As a child, the most exciting part of my father’s job was that he received a plethora of free DVDs. This meant that my brother and I watched a lot of films, most of which were not meant for someone our age. When I was in third grade we got Everything Is Illuminated, and I was instantly taken with the movie’s cover, which looks like René Magritte’s The Son of Man. We watched this movie many times growing-up; it was a beautiful film, both to look at and in the stories it told. It was also unlikely educational tool and one of my earliest and most cutting exposures the Holocaust.
Several years later, I cannot remember exactly when, I read the novel it was based on, authored by Jonathan Safran Foer. For all the criticism that has been leveled at Safran Foer, it is unfair, and probably inaccurate, to claim he is not a good writer. Although it has little to do with its film adaption, I found Everything Is Illuminated to be a wonderful book, reading it was like being told a fable that “I’d never known…[but] had always been waiting for…Maybe it was something I’d forgotten or something I’ve been missing all my life.” I owe this feeling, one of combined nostalgia and clarity, primarily to a particular scene, one about death.
The Nazis have arrived in the shtetl where one of the two stories in the novel takes place; they have asked all Jews be surrendered, threatening to shoot anyone, Jewish or otherwise who stands in the way of the surrender. A character known as “Grandfather” was there standing next to his best friend who is Jewish. Though he can say nothing, the friend, screams over and over again in his thoughts, “Please I do not want to die please do not point at me you know what is going to happen to me if you point at me do not point at me I am afraid of dying I am so afraid of dying I am soafraidofdying Iamsoafraidofdying.”

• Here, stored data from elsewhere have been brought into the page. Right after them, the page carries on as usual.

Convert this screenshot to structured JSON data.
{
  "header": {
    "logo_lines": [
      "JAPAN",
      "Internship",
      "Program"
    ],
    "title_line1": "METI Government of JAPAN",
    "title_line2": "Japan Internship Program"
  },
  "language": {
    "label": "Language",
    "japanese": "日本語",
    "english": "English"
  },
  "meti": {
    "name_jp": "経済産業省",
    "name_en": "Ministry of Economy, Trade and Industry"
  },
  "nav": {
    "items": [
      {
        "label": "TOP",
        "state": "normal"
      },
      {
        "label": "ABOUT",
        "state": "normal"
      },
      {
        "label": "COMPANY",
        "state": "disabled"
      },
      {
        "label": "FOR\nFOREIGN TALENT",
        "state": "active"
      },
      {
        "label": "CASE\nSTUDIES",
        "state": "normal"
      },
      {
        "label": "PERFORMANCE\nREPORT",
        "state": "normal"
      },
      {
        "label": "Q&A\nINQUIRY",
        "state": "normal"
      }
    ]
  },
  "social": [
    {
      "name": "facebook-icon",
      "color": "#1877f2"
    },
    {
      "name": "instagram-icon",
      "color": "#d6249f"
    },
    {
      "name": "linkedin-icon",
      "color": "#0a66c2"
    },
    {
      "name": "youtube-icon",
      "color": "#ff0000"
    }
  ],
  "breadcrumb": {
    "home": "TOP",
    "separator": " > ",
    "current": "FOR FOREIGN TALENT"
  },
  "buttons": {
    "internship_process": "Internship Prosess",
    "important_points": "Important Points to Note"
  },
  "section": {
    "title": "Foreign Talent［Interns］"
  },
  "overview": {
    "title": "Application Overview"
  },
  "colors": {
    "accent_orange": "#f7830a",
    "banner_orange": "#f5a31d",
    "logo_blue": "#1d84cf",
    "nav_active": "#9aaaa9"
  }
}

Maybe it was the repetition, maybe it was that I was reading it late at night alone under my sheets, I can’t say–All I know is that in that upon reading these words, young as I was, I was flooded with awareness, clarity about what it must feel like to be about to die; a terror like no other. And there was something else too: knowing that if I had been born a half-century earlier, if my family had never left what was always lovingly referred to as “the old country” (no mention of the pogrom or being ghettoized)–just two ifs and I wouldn’t be here writing this.
(Quotations from: Foer, Jonathan Safran. Everything Is Illuminated. New York: Houghton Mifflin, 2002; 14e Arrondissement. Dir. Alexander Payne. Perf. Margo Martindale. Canal+, 2006. Image: Ensor, James. Masks Confronting Death. 1888. Museum of Modern Art, New York.)